Leggo su Asia News che domenica scorsa «a conclusione della messa domenicale, p. Inayat Bernard, rettore della cattedrale del Sacro Cuore di Lahore, ha lanciato un appello: “Non commentate o mettete ‘mi piace’ o condividete nessun post sulle altre religioni. Abbiamo appena sofferto un doloroso tormento. Non lasciatevi coinvolgere in discussioni sulla religione al lavoro o con i vostri amici. Rispettate gli altri, promuovete la pace e l’armonia. Abbiate un ruolo positivo e rimanete saldi nella vostra fede”».
Sono parole sensate e ragionevoli, perché dette con cognizione di causa da un pastore giustamente sollecito dell’incolumità del suo gregge, in un paese come il Pakistan dove i cristiani li ammazzano, se si fanno notare un po’ troppo. Però mi mettono addosso un’infinita tristezza, e un senso amaro di inaccettabile ingiustizia. “Tenete gli occhi bassi e camminate rasente ai muri”: questo è in sostanza il messaggio, ed è molto simile alla sola cosa che potevano fare gli ebrei davanti alle SS nei ghetti dell’Europa di 75 anni fa.
Ora, è giusto, prudente e persino doveroso comportarsi così, quando è a rischio la vita (non solo la propria ma anche e soprattutto quella degli altri: congiunti, amici, correligionari). Il cristianesimo cattolico, cioè quello sano ed equilibrato, ha sempre professato che il martirio non va cercato, e neppure indirettamente provocato, ma accettato come un dono, una grazia terribile che solo Dio può, nel mistero della sua volontà, elargire a chi vuole, accordandogli nel contempo la forza soprannaturale per sostenere la prova. Noi, per parte nostra, siamo invitati a pregare ogni giorno il Padre di «non indurci in tentazione», cioè di «non metterci alla prova».
In uno dei più bei testi della letteratura martiriale protocristiana, il Martirio di Policarpo – vescovo di Smirne ucciso intorno alla metà del II secolo, la cui vicenda è dettagliatamente narrata in una lettera composta dalla sua chiesa poco dopo la sua morte – si trova ad un certo punto questo significativo dettaglio: assieme a Policarpo erano stati catturati altri cristiani, tra questi «uno di nome Quinto, frigio e dalla Frigia venuto di recente, alla vista delle belve s’intimorì. Era stato lui stesso a trascinare sé ed altri all’autodenuncia spontanea. Eppure il proconsole, molto incalzandolo, lo persuase a giurare e a sacrificare. È perciò, fratelli, che non lodiamo quanti si consegnano di propria iniziativa: non è questo che insegna il Vangelo» [Martyrium Policarpi 4]. L’insistenza del testo sull’origine frigia di quel tale ha fatto pensare agli studiosi che qui vi sia uno spunto di polemica antimontanista. Erano infatti i montanisti, aderenti ad una corrente cristiana originaria appunto della Frigia, a esaltare e promuovere la ricerca del martirio. La chiesa, nel suo insieme, non ha mai sposato questa linea di condotta.
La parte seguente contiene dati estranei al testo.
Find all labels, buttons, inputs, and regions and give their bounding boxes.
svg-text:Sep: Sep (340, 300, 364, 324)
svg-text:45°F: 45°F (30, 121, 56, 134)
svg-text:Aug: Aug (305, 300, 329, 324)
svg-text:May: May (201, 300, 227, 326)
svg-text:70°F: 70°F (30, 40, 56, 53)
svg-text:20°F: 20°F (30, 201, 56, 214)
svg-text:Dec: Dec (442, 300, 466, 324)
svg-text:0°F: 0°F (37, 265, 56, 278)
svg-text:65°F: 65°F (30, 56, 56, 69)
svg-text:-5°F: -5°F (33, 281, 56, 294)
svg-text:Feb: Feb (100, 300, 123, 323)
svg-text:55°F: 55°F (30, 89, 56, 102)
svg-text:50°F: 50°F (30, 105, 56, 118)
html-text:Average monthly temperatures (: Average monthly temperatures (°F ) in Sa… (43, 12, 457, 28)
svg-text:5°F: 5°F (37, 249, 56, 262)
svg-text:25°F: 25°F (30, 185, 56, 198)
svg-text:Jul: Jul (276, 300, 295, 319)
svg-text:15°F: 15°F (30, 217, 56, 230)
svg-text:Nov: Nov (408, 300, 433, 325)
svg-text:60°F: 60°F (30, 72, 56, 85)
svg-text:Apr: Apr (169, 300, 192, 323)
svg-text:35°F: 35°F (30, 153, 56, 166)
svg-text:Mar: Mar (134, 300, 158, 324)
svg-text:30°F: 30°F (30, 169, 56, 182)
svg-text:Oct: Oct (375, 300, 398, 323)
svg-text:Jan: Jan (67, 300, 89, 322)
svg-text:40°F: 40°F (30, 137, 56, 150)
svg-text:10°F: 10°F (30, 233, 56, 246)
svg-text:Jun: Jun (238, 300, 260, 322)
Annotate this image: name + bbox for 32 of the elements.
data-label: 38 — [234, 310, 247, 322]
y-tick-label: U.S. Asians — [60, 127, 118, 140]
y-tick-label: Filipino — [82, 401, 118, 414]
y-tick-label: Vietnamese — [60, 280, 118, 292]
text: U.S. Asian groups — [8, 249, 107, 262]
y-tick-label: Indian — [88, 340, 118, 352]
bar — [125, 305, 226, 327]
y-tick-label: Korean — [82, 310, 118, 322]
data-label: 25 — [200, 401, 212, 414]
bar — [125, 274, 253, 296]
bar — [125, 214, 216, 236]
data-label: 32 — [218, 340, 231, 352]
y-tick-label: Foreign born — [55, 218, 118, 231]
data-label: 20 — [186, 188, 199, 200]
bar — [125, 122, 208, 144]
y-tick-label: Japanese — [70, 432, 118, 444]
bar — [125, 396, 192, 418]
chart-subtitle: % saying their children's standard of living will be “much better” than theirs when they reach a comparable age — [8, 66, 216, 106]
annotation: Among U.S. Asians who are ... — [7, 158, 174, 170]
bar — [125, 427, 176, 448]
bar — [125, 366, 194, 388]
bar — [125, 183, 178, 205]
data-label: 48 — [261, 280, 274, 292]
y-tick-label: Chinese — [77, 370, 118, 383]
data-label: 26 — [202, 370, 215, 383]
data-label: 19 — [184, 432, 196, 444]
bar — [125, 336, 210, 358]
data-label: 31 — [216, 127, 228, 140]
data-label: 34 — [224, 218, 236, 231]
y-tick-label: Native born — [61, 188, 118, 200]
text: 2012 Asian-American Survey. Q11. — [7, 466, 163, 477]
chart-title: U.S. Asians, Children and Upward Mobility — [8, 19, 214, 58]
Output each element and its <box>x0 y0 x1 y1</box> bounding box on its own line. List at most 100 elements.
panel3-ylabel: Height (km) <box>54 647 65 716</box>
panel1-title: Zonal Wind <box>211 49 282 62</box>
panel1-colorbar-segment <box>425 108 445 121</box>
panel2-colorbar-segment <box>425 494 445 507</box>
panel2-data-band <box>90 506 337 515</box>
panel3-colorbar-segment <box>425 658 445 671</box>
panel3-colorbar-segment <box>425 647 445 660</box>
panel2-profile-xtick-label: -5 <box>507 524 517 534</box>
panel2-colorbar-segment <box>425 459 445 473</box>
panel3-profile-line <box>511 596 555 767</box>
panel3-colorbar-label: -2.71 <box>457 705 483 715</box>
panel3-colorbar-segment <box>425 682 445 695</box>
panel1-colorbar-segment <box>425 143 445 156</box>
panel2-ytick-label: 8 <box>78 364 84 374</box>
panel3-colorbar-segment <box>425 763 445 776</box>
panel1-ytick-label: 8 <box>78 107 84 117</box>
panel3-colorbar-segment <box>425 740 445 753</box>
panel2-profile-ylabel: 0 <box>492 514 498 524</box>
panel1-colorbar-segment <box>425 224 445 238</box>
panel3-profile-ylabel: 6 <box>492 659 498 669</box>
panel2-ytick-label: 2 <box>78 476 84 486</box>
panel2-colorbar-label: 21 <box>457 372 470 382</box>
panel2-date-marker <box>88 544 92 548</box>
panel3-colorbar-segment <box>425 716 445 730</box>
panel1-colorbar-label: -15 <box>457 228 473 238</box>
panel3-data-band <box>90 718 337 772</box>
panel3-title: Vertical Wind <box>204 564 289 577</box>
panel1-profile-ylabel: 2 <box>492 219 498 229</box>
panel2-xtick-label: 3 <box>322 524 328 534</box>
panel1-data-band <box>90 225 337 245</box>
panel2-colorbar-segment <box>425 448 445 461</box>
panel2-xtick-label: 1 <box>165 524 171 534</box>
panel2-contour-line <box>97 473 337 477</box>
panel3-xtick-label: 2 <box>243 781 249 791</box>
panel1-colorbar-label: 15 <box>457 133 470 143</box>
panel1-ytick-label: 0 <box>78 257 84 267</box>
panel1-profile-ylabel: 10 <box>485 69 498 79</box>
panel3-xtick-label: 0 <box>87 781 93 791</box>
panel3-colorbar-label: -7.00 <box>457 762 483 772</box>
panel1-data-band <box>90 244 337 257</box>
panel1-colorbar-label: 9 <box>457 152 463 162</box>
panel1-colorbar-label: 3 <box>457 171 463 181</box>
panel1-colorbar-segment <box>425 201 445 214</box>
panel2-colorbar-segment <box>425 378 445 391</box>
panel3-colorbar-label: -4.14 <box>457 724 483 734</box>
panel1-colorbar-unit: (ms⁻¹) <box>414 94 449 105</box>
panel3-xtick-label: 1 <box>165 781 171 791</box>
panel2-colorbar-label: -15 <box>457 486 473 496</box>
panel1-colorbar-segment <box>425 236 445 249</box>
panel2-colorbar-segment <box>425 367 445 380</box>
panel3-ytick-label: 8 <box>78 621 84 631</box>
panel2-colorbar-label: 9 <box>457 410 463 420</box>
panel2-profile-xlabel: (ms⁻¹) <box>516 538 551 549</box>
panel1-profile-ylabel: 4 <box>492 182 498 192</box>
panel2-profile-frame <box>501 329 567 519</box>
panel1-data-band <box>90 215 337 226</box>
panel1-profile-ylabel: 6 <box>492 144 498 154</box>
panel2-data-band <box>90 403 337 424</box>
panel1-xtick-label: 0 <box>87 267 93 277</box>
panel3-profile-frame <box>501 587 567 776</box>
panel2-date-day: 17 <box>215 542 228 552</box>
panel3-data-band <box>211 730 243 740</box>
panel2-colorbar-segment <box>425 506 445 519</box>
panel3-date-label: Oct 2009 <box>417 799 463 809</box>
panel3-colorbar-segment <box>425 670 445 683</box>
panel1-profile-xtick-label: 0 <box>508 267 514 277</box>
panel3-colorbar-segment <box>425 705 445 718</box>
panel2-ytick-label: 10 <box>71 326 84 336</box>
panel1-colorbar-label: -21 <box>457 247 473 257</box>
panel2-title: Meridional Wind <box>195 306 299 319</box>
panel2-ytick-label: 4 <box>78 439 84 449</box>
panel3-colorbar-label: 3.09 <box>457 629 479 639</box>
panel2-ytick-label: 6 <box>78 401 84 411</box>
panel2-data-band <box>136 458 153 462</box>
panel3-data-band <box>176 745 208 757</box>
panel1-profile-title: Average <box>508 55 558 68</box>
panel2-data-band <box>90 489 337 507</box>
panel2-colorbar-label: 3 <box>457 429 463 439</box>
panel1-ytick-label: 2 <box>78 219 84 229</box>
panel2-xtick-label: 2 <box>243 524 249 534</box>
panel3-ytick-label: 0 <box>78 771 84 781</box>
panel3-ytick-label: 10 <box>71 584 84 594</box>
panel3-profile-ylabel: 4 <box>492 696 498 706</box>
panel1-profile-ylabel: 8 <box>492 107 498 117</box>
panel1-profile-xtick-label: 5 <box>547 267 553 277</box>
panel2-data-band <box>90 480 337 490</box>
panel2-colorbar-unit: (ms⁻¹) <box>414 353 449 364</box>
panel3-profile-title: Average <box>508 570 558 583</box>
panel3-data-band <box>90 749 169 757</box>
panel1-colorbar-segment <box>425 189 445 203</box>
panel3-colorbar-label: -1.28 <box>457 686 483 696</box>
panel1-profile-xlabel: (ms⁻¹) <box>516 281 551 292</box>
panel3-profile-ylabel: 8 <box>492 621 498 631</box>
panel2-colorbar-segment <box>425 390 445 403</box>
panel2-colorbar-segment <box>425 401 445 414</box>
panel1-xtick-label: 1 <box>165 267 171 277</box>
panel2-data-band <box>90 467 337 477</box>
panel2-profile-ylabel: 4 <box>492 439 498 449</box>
Noi, però, nell’Europa del 2018 non rischiamo di essere ammazzati se ci comportiamo da cristiani. Non ancora, perlomeno. Da noi non è pericoloso andare a messa come in Egitto (anche se il martirio “eucaristico” di padre Hamel può essere un monito per le future generazioni); qui non si rischia la vita professandosi cristiani nella vita pubblica, prendendo posizioni controcorrente, giudicando alla luce del Vangelo la realtà del mondo in cui ci è dato di vivere. Si rischiano altre cose: la stima in certi ambienti, la popolarità, in certi casi la carriera, eccetera. Beghe, fastidi anche grossi. Ma non la vita.
Vale dunque anche per noi l’appello a “tenere gli occhi bassi e camminare rasente ai muri”? Nessuno lo dice esplicitamente, ma tante volte si ha l’impressione che di fatto sia così. Ci autocensuriamo e come, perché “parlare sarebbe peggio”, perché “non bisogna creare contrasti”, perché “andare d’accordo con tutti serve a creare un ambiente favorevole al messaggio cristiano”, e per tanti altri motivi. Le ragioni addotte sono molte, ma intanto il sale ha perso il sapore.